Ada juga berita tentang mobil truk-oleh netizen budiman disebut mobil transformer- oleng hingga menimpa sebuah mobil berkeluarga.

"Ini lagi, mobil besar gitu kan sudah ada jam operasionalnya sendiri."

Keasyikan mengomel sampai Ardi tidak tahu bahwa anaknya sudah di rumah.

"Ngedumelin apa sih, Yah?" tanya Rea meletakkan barang bawaanya di sofa.

"Lho, kamu udah sampai? Kok nggak ucap salam dulu?"

Gados itu mendengus sambil keraih yangan ayahnya. Diciumnya lembut tangan dari pria yang palinh dia cintai.

"Ayah sibuk ngomel sampai nggak dengar Rea ucap salam sampai tiga kali."

"Emang iya? Oh iya, selamat ya, pacarnya Ayah dapat juara satu." direngkuhnya Rea dengan erat sambil mencium pucuk kepalanya.

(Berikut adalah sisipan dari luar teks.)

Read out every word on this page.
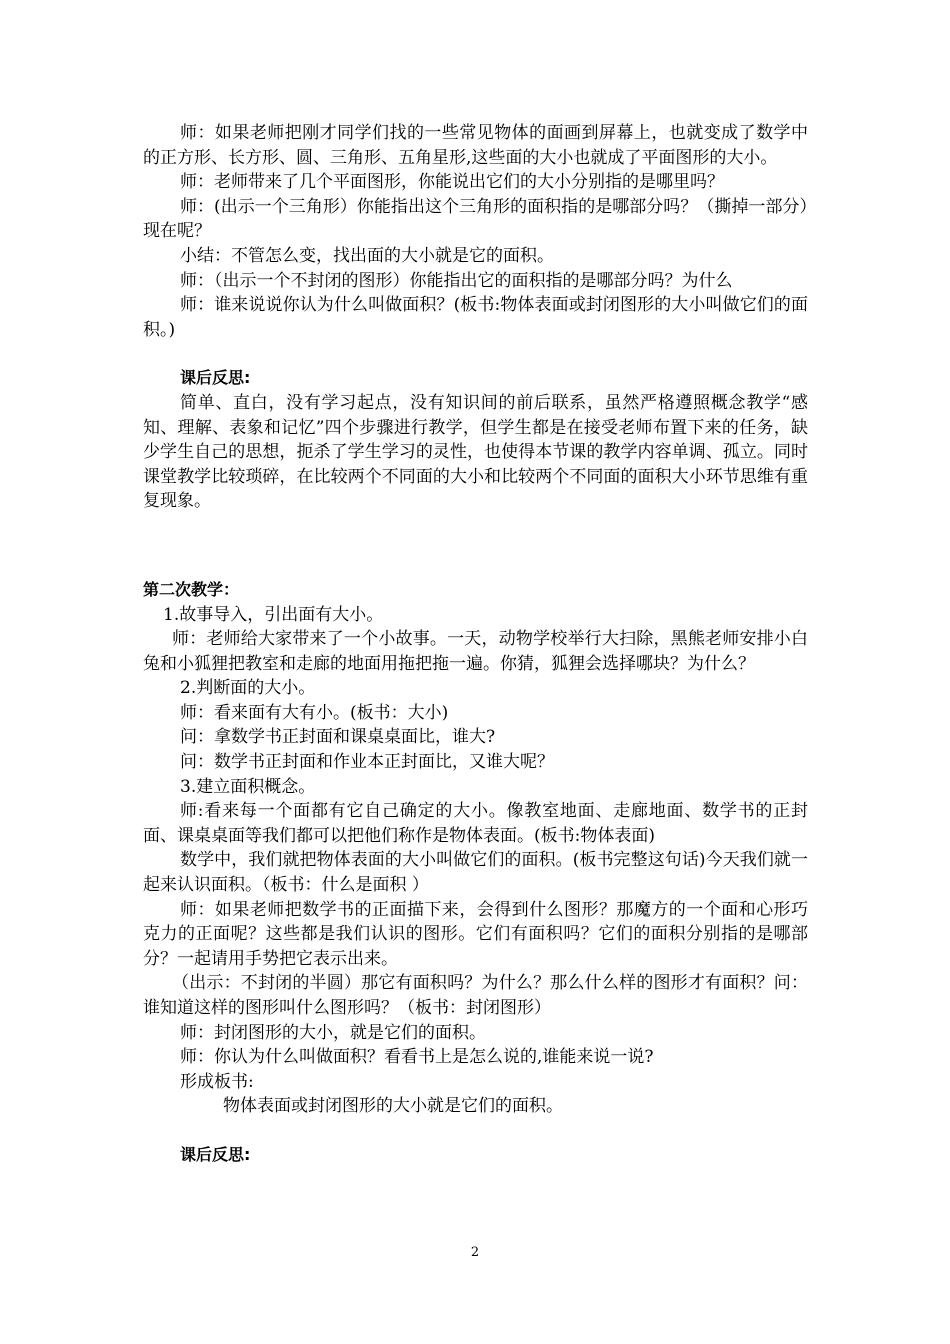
师：如果老师把刚才同学们找的一些常见物体的面画到屏幕上，也就变成了数学中的正方形、长方形、圆、三角形、五角星形,这些面的大小也就成了平面图形的大小。

师：老师带来了几个平面图形，你能说出它们的大小分别指的是哪里吗？

师：(出示一个三角形）你能指出这个三角形的面积指的是哪部分吗？（撕掉一部分）现在呢？

小结：不管怎么变，找出面的大小就是它的面积。

师：（出示一个不封闭的图形）你能指出它的面积指的是哪部分吗？为什么

师：谁来说说你认为什么叫做面积？(板书:物体表面或封闭图形的大小叫做它们的面积。)

课后反思:

简单、直白，没有学习起点，没有知识间的前后联系，虽然严格遵照概念教学“感知、理解、表象和记忆”四个步骤进行教学，但学生都是在接受老师布置下来的任务，缺少学生自己的思想，扼杀了学生学习的灵性，也使得本节课的教学内容单调、孤立。同时课堂教学比较琐碎，在比较两个不同面的大小和比较两个不同面的面积大小环节思维有重复现象。

第二次教学：

1.故事导入，引出面有大小。

师：老师给大家带来了一个小故事。一天，动物学校举行大扫除，黑熊老师安排小白兔和小狐狸把教室和走廊的地面用拖把拖一遍。你猜，狐狸会选择哪块？为什么？

2.判断面的大小。

师：看来面有大有小。(板书：大小)

问：拿数学书正封面和课桌桌面比，谁大?

问：数学书正封面和作业本正封面比，又谁大呢？

3.建立面积概念。

师:看来每一个面都有它自己确定的大小。像教室地面、走廊地面、数学书的正封面、课桌桌面等我们都可以把他们称作是物体表面。(板书:物体表面)

数学中，我们就把物体表面的大小叫做它们的面积。(板书完整这句话)今天我们就一起来认识面积。（板书：什么是面积 ）

师：如果老师把数学书的正面描下来，会得到什么图形？那魔方的一个面和心形巧克力的正面呢？这些都是我们认识的图形。它们有面积吗？它们的面积分别指的是哪部分？一起请用手势把它表示出来。

（出示：不封闭的半圆）那它有面积吗？为什么？那么什么样的图形才有面积？问：谁知道这样的图形叫什么图形吗？（板书：封闭图形）

师：封闭图形的大小，就是它们的面积。

师：你认为什么叫做面积？看看书上是怎么说的,谁能来说一说?

形成板书:

物体表面或封闭图形的大小就是它们的面积。

课后反思:

2
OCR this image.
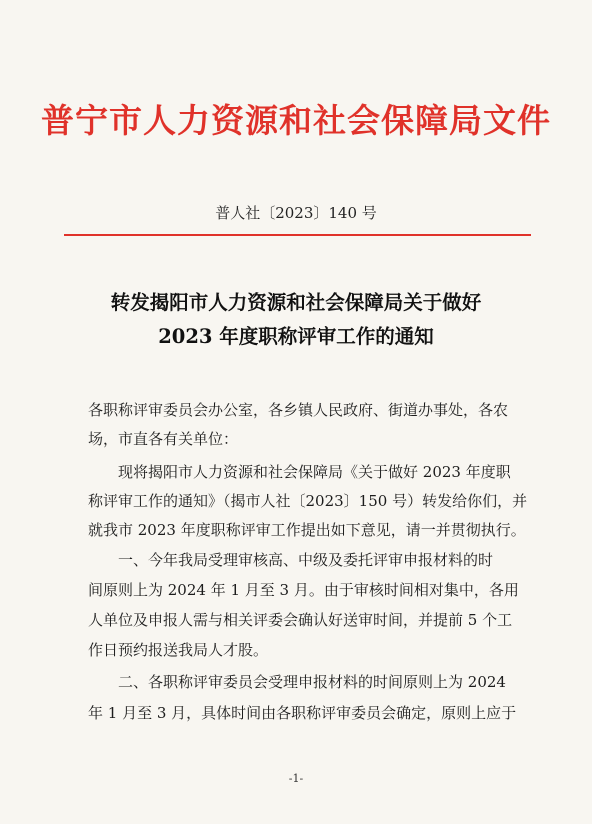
普宁市人力资源和社会保障局文件
普人社〔2023〕140 号
转发揭阳市人力资源和社会保障局关于做好
2023 年度职称评审工作的通知
各职称评审委员会办公室，各乡镇人民政府、街道办事处，各农
场，市直各有关单位：
　　现将揭阳市人力资源和社会保障局《关于做好 2023 年度职
称评审工作的通知》（揭市人社〔2023〕150 号）转发给你们，并
就我市 2023 年度职称评审工作提出如下意见，请一并贯彻执行。
　　一、今年我局受理审核高、中级及委托评审申报材料的时
间原则上为 2024 年 1 月至 3 月。由于审核时间相对集中，各用
人单位及申报人需与相关评委会确认好送审时间，并提前 5 个工
作日预约报送我局人才股。
　　二、各职称评审委员会受理申报材料的时间原则上为 2024
年 1 月至 3 月，具体时间由各职称评审委员会确定，原则上应于
-1-
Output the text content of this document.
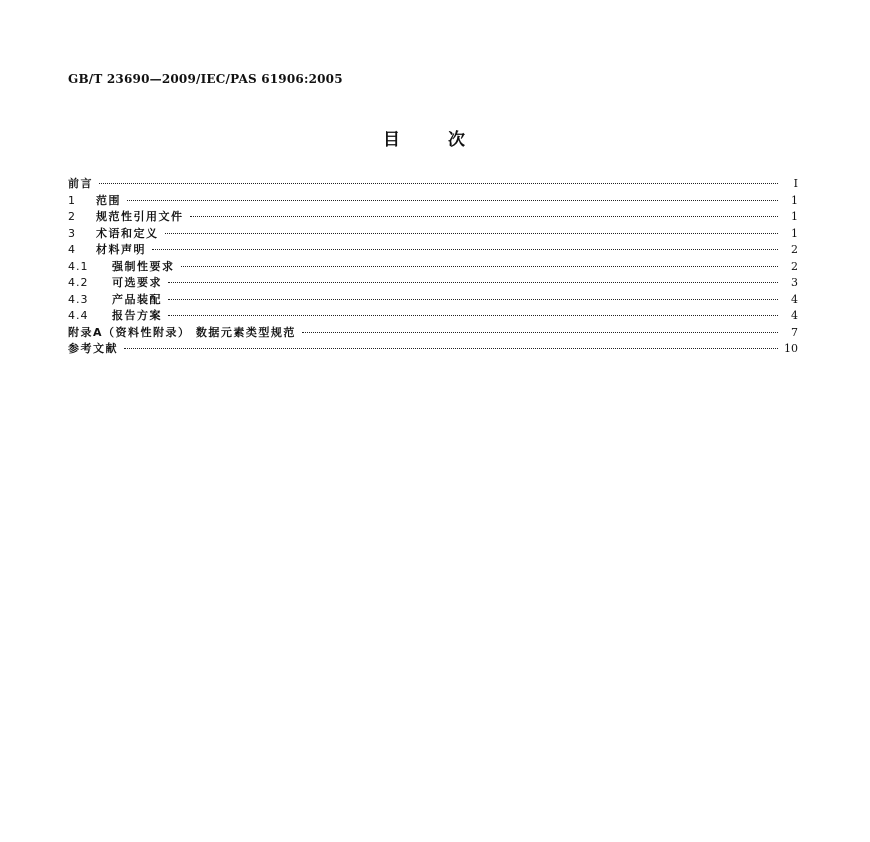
GB/T 23690—2009/IEC/PAS 61906:2005
目次
前言	Ⅰ
1	范围	1
2	规范性引用文件	1
3	术语和定义	1
4	材料声明	2
4.1	强制性要求	2
4.2	可选要求	3
4.3	产品装配	4
4.4	报告方案	4
附录A（资料性附录） 数据元素类型规范	7
参考文献	10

Mata Ardu sampai berkaca-kaca.

"Makasih, Pacarnya Rea. Ayah masak apa? Rea laper banget. Tadi pas laporan di kampus nggak sempat ke kantin."

"Pas banget Ayah masakin makanan kesukaan kamu. Cumi dan udang goreng tepung asam manis."

"Wah Rea nggak sabar mau makan. Rea mandi dulu, deh. Lengket banget ini badan."

"Ayah siapin makanan kamu, ya?" Rea mengangguk setuju. Gadis itu langsung beranjak dari sofa dan bergegas mandi.

«••CLBK••»

Tradisi Universitas Suryadharma bagi siapa saja yang memenangkan sebuah lomba akan digiring ke aula dan bercerita singkat di hadapan seluruh mahasiswa. Istilahnya seperti upacara biasa, hanya saja tidak ada pengibaran bendera atau mengheningkan cipta. Hanya ada menyanyikan lagu nasional dan beberapa pidato ucapan selamat.

"Gila lo, Re, nyabet juara satu Sepekan Arsitektur. Keren lah!"

"Itu event emang udah terkenal keren, kan? Dan tiap yang lolos lima besar pasti gila semua sih karyanya."

"Heh, harusnya kemarin gue ajak kalian taruhan aja, ya?" ucapan Reno barusan membuatnya mendapat toyoran legit dari teman-temannya. Laki-laki jangkung itu memang hobi bertaruh. Tolong, jangan ditiru, ya?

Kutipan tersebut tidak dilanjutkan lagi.